Privat hat er eher andere Interessen, modelliert gerne, beschäftigt sich mit Computerprogrammen. "Ich habe auch mal anfangen zu zeichnen, aber das ist nicht so mein Ding", sagt er und lacht.
"Bisher hatten Sie als Lehrlinge noch eine Art Welpenschutz, jetzt aber sind Sie für Ihrer Hände Arbeit selbst verantwortlich", sagt Anita Maaß. Die Lommatzscher Bürgermeisterin und sächsische FDP-Vorsitzende wurde von der Metallinnung als Festrednerin auserkoren. "Die gesellschaftliche Bedeutung der Lehrbetriebe wird leider nicht genug gewürdigt.
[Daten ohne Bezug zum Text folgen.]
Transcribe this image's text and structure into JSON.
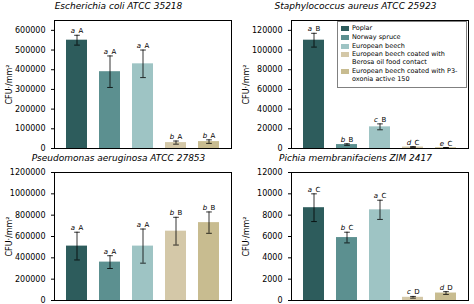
{
  "chart_data": [
    {
      "type": "bar",
      "title": "Escherichia coli ATCC 35218",
      "ylabel": "CFU·/mm²",
      "categories": [
        "Poplar",
        "Norway spruce",
        "European beech",
        "European beech coated with Berosa oil food contact",
        "European beech coated with P3-oxonia active 150"
      ],
      "colors": [
        "#2d5c5c",
        "#5c9090",
        "#9ec4c4",
        "#d4c8a8",
        "#c8bc90"
      ],
      "values": [
        550000,
        390000,
        430000,
        30000,
        35000
      ],
      "errors": [
        25000,
        80000,
        70000,
        8000,
        9000
      ],
      "annotations": [
        [
          "a",
          "A"
        ],
        [
          "a",
          "A"
        ],
        [
          "a",
          "A"
        ],
        [
          "b",
          "A"
        ],
        [
          "b",
          "A"
        ]
      ],
      "ylim": [
        0,
        650000
      ],
      "yticks": [
        0,
        100000,
        200000,
        300000,
        400000,
        500000,
        600000
      ],
      "tick_labels": "y"
    },
    {
      "type": "bar",
      "title": "Staphylococcus aureus ATCC 25923",
      "ylabel": "CFU·/mm²",
      "categories": [
        "Poplar",
        "Norway spruce",
        "European beech",
        "European beech coated with Berosa oil food contact",
        "European beech coated with P3-oxonia active 150"
      ],
      "colors": [
        "#2d5c5c",
        "#5c9090",
        "#9ec4c4",
        "#d4c8a8",
        "#c8bc90"
      ],
      "values": [
        110000,
        4000,
        22000,
        1500,
        800
      ],
      "errors": [
        7000,
        800,
        3000,
        400,
        200
      ],
      "annotations": [
        [
          "a",
          "B"
        ],
        [
          "b",
          "B"
        ],
        [
          "c",
          "B"
        ],
        [
          "d",
          "C"
        ],
        [
          "e",
          "C"
        ]
      ],
      "ylim": [
        0,
        130000
      ],
      "yticks": [
        0,
        20000,
        40000,
        60000,
        80000,
        100000,
        120000
      ],
      "tick_labels": "y",
      "legend": "upper right"
    },
    {
      "type": "bar",
      "title": "Pseudomonas aeruginosa ATCC 27853",
      "ylabel": "CFU·/mm²",
      "categories": [
        "Poplar",
        "Norway spruce",
        "European beech",
        "European beech coated with Berosa oil food contact",
        "European beech coated with P3-oxonia active 150"
      ],
      "colors": [
        "#2d5c5c",
        "#5c9090",
        "#9ec4c4",
        "#d4c8a8",
        "#c8bc90"
      ],
      "values": [
        510000,
        360000,
        510000,
        650000,
        730000
      ],
      "errors": [
        130000,
        60000,
        160000,
        130000,
        100000
      ],
      "annotations": [
        [
          "a",
          "A"
        ],
        [
          "a",
          "A"
        ],
        [
          "a",
          "A"
        ],
        [
          "b",
          "B"
        ],
        [
          "b",
          "B"
        ]
      ],
      "ylim": [
        0,
        1200000
      ],
      "yticks": [
        0,
        200000,
        400000,
        600000,
        800000,
        1000000,
        1200000
      ],
      "tick_labels": "y"
    },
    {
      "type": "bar",
      "title": "Pichia membranifaciens ZIM 2417",
      "ylabel": "CFU·/mm²",
      "categories": [
        "Poplar",
        "Norway spruce",
        "European beech",
        "European beech coated with Berosa oil food contact",
        "European beech coated with P3-oxonia active 150"
      ],
      "colors": [
        "#2d5c5c",
        "#5c9090",
        "#9ec4c4",
        "#d4c8a8",
        "#c8bc90"
      ],
      "values": [
        8700,
        5900,
        8500,
        300,
        700
      ],
      "errors": [
        1300,
        500,
        900,
        80,
        130
      ],
      "annotations": [
        [
          "a",
          "C"
        ],
        [
          "b",
          "C"
        ],
        [
          "a",
          "C"
        ],
        [
          "c",
          "D"
        ],
        [
          "d",
          "D"
        ]
      ],
      "ylim": [
        0,
        12000
      ],
      "yticks": [
        0,
        2000,
        4000,
        6000,
        8000,
        10000,
        12000
      ],
      "tick_labels": "y"
    }
  ]
}
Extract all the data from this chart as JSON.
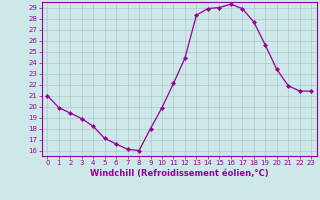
{
  "x": [
    0,
    1,
    2,
    3,
    4,
    5,
    6,
    7,
    8,
    9,
    10,
    11,
    12,
    13,
    14,
    15,
    16,
    17,
    18,
    19,
    20,
    21,
    22,
    23
  ],
  "y": [
    21.0,
    19.9,
    19.4,
    18.9,
    18.2,
    17.1,
    16.6,
    16.1,
    16.0,
    18.0,
    19.9,
    22.1,
    24.4,
    28.3,
    28.9,
    29.0,
    29.3,
    28.9,
    27.7,
    25.6,
    23.4,
    21.9,
    21.4,
    21.4
  ],
  "line_color": "#990099",
  "marker": "D",
  "markersize": 2.0,
  "linewidth": 0.9,
  "bg_color": "#cce8e8",
  "grid_color": "#b0c8c8",
  "xlabel": "Windchill (Refroidissement éolien,°C)",
  "ylabel": "",
  "ylim": [
    15.5,
    29.5
  ],
  "yticks": [
    16,
    17,
    18,
    19,
    20,
    21,
    22,
    23,
    24,
    25,
    26,
    27,
    28,
    29
  ],
  "xticks": [
    0,
    1,
    2,
    3,
    4,
    5,
    6,
    7,
    8,
    9,
    10,
    11,
    12,
    13,
    14,
    15,
    16,
    17,
    18,
    19,
    20,
    21,
    22,
    23
  ],
  "xlim": [
    -0.5,
    23.5
  ],
  "tick_color": "#990099",
  "label_color": "#990099",
  "tick_fontsize": 5.0,
  "xlabel_fontsize": 6.0,
  "spine_color": "#990099"
}
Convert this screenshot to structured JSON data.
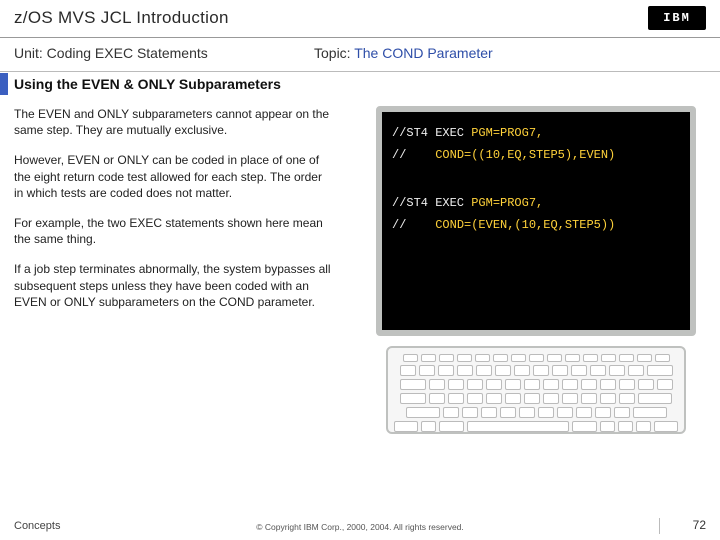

Seien Sie angespornt, mit Ihrer Hände Arbeit zum Erfolg Ihrer Firma beizutragen", sagte sie. Kaum ein Handwerk sei so alt und habe sich so verändert wie die Metallverarbeitung. Dann fällte sie ihr Urteil: "Es lautet Freispruch. Sie sind jetzt frei, Ihren Beruf ausüben zu dürfen".
Diese Freiheit genießen nun auch Lukas Krompaß (Metallbauermeister Andreas Schillheim Käbschütztal), Kevin Scott Uhlemann (Baier GmbH Antriebstechnik und Metallbau Klipphausen), Jordan Dare Hauschke (Clever Foliendruck GmbH Brieske) und Ludwig Just (Stahl- und Maschinenbau Graf GmbH Weinböhla). Zwei weitere künftige Gesellen konnten an der Zeremonie nicht teilnehmen.
Schmiedefeuer lodert weiter
Eberhard Gruhle will noch viele weitere Freisprechungen durchführen. Und nicht nur das. Auch wenn das jährliche Schauschmieden nicht mehr stattfindet, so führt er auf Anmeldung Besucher durch die Seerhausener Schauschmiede. Die ehemalige Schmiede der LPG wurde 1988 von Mitgliedern der 1738 gegründeten Schmiedeinnung Riesa saniert und mit einem dreitägigen Schmiedefest eingeweiht. Bei den Führungen lodert stets auch das Schmiedefeuer. "Natürlich, das gehört doch dazu, das ist Tradition", sagt er. Und hofft, dass auch seine Nachfolger Feuer und Flamme für diesen Beruf sind.